C.- Am 17. Februar 1961 leitete der Kläger ein zweites Vermittlungsverfahren ein und gab dem neuen Leitschein die gesetzliche Folge, indem er ihn samt der Klageschrift vom 24. Juni 1961 binnen der vorgeschriebenen Frist einreichte. Mit Urteil vom 1./12. Dezember 1962 erklärte sich das Bezirksgericht Maloja indessen als unzuständig, weil der Kläger den Pfandrechtsanspruch durch jene fehlerhafte erste Klageeinreichung verwirkt habe und die allein noch zu beurteilende Forderung nicht am Orte der gelegenen Sache, sondern am Wohnsitz des Beklagten, in Lugano, gerichtlich geltend zu machen sei.
D.- Auf Beschwerde des Klägers hob der Kantonsgerichtsausschuss von Graubünden dieses Urteil am 23. März 1963 auf und wies die Sache zu materieller Behandlung und Beurteilung an das Bezirksgericht Maloja zurück. Der Kantonsgerichtsausschuss betrachtet das dem Kläger im ersten Verfahren unterlaufene Versehen, das zur uneinlässlichen Ablehnung jener ersten Klage führte, als verbesserlichen Fehler, so dass dem Kläger die Nachfrist des Art. 139 OR zur neuen Klageerhebung zugute kommen müsse, die er denn auch in einwandfreier Weise benutzt habe.
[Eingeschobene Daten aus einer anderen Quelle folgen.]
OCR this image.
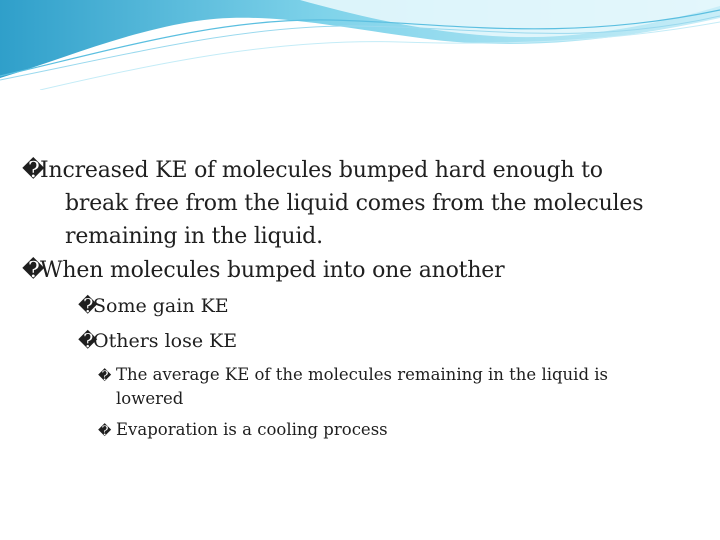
�Increased KE of molecules bumped hard enough to

break free from the liquid comes from the molecules

remaining in the liquid.

�When molecules bumped into one another

�Some gain KE

�Others lose KE

� The average KE of the molecules remaining in the liquid is

lowered

� Evaporation is a cooling process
E.- Gegen diesen Entscheid richtet sich die vorliegende Berufung des Beklagten.
 
Das Bundesgericht zieht in Erwägung:
1./2.- (Prozessuales).
3. Nach Art. 839 Abs. 2 ZGB muss das Pfandrecht der Handwerker und Unternehmer spätestens drei Monate nach Vollendung ihrer Arbeit eingetragen sein. Der Kläger hat binnen dieser Frist die Vormerkung einer vorläufigen Eintragung seines Pfandrechts erlangt. Nach Ansicht der Vorinstanz bewirkte das Gesuch um Bewilligung der Vormerkung wie auch dessen Gutheissung durch den Kreispräsidenten "eine Suspension im Sinne einer Verlängerung der dreimonatigen Frist für die definitive Eintragung bis zehn Tage über die Erledigung der Streitsache vor dem ordentlichen Zivilrichter hinaus". Mit Recht lässt der Beklagte dies nicht gelten. Die Dreimonatsfrist des Art. 839 Abs. 2 ZGB ist eine Verwirkungsfrist, die sich nicht verlängern lässt. Ihr Zweck besteht im Schutz Dritter (namentlich eines Erwerbers), um deretwillen drei Monate nach Vollendung der Bauarbeit Gewissheit über den Stand der Pfandrechte bestehen muss (vgl. BGE 40 II 197, BGE 53 II 218; LEEMANN, N. 9 ff. zu Art. 839 ZGB). Gerade deshalb gestattet Art. 22 Abs. 4 der Grundbuchverordnung die vorläufige Eintragung in Gestalt einer Vormerkung, die zur Fristwahrung ebenfalls geeignet ist (vgl. BGE 39 II 139, BGE 66 II 107, BGE 83 III 142). Es geht somit hier nicht mehr um die Wahrung der Frist des Art. 839 Abs. 2 ZGB, wozu der Kläger das Erforderliche vorgekehrt hat. Zu entscheiden ist vielmehr, ob die vorläufige Eintragung, deren Fortbestand der Kreispräsident an die-Bedingung einer binnen bestimmter Frist anzuhebenden Klage geknüpft hat, gültig geblieben oder, da die erste Klage von der Hand gewiesen worden ist, als verwirkt gelten muss, mit der Folge, dass das Bauhandwerkerpfandrecht seinerseits ebenfalls verwirkt ist.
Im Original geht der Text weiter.